Jared Behr, center, the Democratic candidate for Oyster Bay town supervisor,...

Jared Behr, center, the Democratic candidate for Oyster Bay town supervisor, was among Democrats who held a news conference Thursday calling for the state attorney general to investigate what Republican town officials might have known about business ties between Oyster Bay's former inspector general and a contractor he recommended for a $2 million deal. Joining Behr, from left, were town board candidate Danielle Medeiros, Assemb. Charles Lavine and town board candidate Ravin Chetram.

Credit: Newsday/Ted Phillips

Oyster Bay Democrats on Thursday called for the state attorney general to investigate what Republican town officials might have known about business ties between the town’s former inspector general and a contractor he recommended for a $2 million deal. 

Former Oyster Bay Inspector General Brian Noone resigned in June following a town ethics board review of that potential deal.

He stepped down amid a probe by Nassau prosecutors three weeks after Newsday reported he had recommended the hefty cybersecurity contract for a vendor who was listed online as playing a role in his private company.

Town board members tabled the contract in March and sidelined Noone, 76, of Syosset, from his contract oversight duties. A town ethics board attorney later cleared Noone of any conflicts of interest.

Former Oyster Bay Inspector General Brian Noone, pictured here in...

Former Oyster Bay Inspector General Brian Noone, pictured here in 2019, resigned in June after a town ethics board review of a contract matter and amid a probe by Nassau prosecutors. Credit: Danielle Silverman

Records show Noone emailed the contractor, Michael Esposito of Enterprise Security Solutions, four days before the town board was to vote on the $2 million cybersecurity deal to tell him: "We have the votes," Newsday reported Monday.

Esposito is listed online as the cybersecurity practice leader for Noone's private business, Nova Venture Partners.

Jared Behr, the Democratic candidate for Oyster Bay supervisor, on Thursday shared a letter he wrote asking New York State Attorney General Letitia James to look into what town officials might have known about ties between Noone and Esposito.

“Unfortunately, this type of self-dealing and corrupt behavior has become the norm under Joseph Saladino and the Republicans … Oyster Bay taxpayers need answers to these two questions: 'What did Joe Saladino and the town board know? And when did they know it?'” Behr said, referencing the town's supervisor.

Brian Nevin, a spokesman for Saladino, released a statement later Thursday accusing the Democrats of "an October political stunt."
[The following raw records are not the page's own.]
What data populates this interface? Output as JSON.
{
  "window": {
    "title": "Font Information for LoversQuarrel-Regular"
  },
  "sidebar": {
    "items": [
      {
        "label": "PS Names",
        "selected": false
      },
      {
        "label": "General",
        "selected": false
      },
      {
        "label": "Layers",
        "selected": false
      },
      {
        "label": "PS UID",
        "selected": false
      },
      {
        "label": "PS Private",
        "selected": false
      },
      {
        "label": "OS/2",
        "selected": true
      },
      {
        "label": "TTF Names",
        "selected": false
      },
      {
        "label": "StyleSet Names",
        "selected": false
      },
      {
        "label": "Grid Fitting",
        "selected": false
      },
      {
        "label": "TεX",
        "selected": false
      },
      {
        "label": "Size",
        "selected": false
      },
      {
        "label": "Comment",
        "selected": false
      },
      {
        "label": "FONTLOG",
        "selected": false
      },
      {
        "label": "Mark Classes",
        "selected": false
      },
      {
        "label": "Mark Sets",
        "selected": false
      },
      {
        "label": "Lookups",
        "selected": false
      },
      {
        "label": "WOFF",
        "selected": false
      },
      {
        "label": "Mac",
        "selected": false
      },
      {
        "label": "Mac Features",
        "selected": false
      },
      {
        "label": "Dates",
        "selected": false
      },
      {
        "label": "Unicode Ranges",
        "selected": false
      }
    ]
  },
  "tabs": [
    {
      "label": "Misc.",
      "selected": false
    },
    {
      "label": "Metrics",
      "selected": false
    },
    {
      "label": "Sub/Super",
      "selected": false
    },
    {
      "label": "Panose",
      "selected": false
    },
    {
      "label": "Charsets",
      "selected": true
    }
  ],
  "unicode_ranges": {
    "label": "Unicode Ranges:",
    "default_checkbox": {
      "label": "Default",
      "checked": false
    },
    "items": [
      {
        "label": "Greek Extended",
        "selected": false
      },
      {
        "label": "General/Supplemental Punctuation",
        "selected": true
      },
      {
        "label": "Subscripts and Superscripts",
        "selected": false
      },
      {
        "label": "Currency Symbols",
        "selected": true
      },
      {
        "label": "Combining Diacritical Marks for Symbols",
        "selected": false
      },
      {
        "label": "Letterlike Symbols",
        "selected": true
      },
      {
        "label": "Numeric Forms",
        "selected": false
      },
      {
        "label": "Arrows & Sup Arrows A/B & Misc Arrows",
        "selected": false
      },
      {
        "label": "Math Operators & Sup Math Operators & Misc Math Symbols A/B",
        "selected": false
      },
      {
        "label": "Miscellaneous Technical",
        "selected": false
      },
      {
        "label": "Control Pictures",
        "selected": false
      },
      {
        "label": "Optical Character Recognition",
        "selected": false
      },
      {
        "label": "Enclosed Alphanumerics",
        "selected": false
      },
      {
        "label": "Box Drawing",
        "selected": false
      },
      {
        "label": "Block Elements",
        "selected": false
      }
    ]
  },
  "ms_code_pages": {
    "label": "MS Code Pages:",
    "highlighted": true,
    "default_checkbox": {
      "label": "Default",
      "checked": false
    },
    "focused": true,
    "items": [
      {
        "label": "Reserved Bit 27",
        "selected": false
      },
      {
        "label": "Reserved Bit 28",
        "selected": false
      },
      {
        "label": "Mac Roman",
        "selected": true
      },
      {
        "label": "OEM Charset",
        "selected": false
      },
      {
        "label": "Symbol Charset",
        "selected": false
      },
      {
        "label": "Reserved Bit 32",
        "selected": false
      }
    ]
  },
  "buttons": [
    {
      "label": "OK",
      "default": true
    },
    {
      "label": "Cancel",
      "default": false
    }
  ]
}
Of Noone, he said: "The Town Board removed him from his duties which led to the end of his employment. We called for an investigation into the matter, approved reforms to prevent future conflicts, and remain eager, willing and able to assist in an official review."

Assemb. Charles Lavine (D-Glen Cove) joined Behr and two other Democratic candidates for Oyster Bay's town board, Danielle Medeiros and Ravin Chetram, to echo their calls for an investigation by James.

The assemblyman also urged adoption of state legislation he first introduced in 2017 that would empower the state comptroller to appoint a monitor to oversee Oyster Bay's finances.

"In the Town of Oyster Bay, we have a history of political corruption that goes back year after year after year,” Lavine said Thursday.

He described Noone's former role overseeing town contracts as a case of a “fox in charge of the henhouse.”

Noone couldn't be reached for comment Thursday.

Saladino's spokesman responded to the call for a fiscal monitor by saying the state comptroller "gave the town a perfect score of zero fiscal stress just last week."

The state attorney general's office didn't immediately respond to a request for comment Thursday.

A spokesman for Nassau County District Attorney Anne Donnelly said last week her office's investigation was “ongoing."